There may be many barriers to achieving these goals through a multidisciplinary team approach, such as communication barriers, technological barriers, and obstacles related to varied perspectives among diverse healthcare professionals (Rawlinson et al., 2021). These assumptions and uncertainties must be adequately addressed to foster an interprofessional team care approach for chronic disease patients in healthcare settings.Â
Coming to the last section of our presentation, I highlight some ethical considerations that advocate for the pressing need for change within chronic care management for adults. The ethical principles underlying care coordination for adults suffering from chronic diseases emphasize respecting patients’ autonomy and promoting beneficence. Improved interprofessional collaboration focuses on personalized and patient-centered care plans, respecting the autonomy of each patient with a chronic ailment by involving them in decision-making processes (Lindblad, 2021). Additionally, this collaborative care approach aims to enhance the well-being of elderly patients, fulfilling the ethical principle of beneficence. Furthermore, the ethical responsibility to provide education aligns with the need to empower patients with knowledge about their chronic condition and the importance of collaborative care (Lindblad, 2021).

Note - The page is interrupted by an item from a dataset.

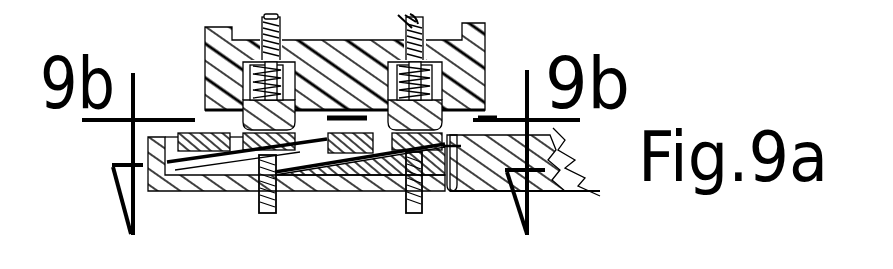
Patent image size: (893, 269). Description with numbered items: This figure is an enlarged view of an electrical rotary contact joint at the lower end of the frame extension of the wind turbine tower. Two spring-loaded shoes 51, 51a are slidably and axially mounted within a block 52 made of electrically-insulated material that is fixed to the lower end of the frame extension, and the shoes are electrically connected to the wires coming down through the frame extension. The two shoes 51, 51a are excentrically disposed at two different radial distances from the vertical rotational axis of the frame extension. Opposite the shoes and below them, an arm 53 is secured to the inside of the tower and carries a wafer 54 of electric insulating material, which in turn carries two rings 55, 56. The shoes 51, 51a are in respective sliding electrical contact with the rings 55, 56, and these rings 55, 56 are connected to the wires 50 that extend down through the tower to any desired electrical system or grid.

This calls for supporting the change, including patient education and informed decision-making to ensure patients understand the implications of their health choices. Lastly, the standard of collaboration in healthcare practice is also an ethical imperative in care coordination, which promotes teamwork and shared decision-making to benefit patient health outcomes (McAuliffe, 2021). This supports the change that centers on enhancing interprofessional collaboration by acknowledging the ethical duty to work collaboratively with diverse healthcare professionals to optimize healthcare. Through collaborative care plans, the change supports the ethical principle of patient-centered teamwork, where each member contributes to the overall well-being of patients suffering from chronic disease. These ethical considerations align with the proposed change and ensure a morally sound, patient-centered approach to healthcare delivery for adults with chronic diseases (McAuliffe, 2021).
To conclude, interprofessional collaboration is imperative for effectively managing chronic disease among adults. This requires the implementation of strategic steps and planning where team members coordinate cohesively to tailor treatment plans to specific diseases and health needs of patients. Moreover, educational content in services and resources can benefit patients with chronic health conditions to promote collaboration and self-management. The plan’s outcomes include enhanced patient safety, better health outcomes, and quality of life. The ethical considerations also support implementing the proposed change to manage chronic conditions among adults.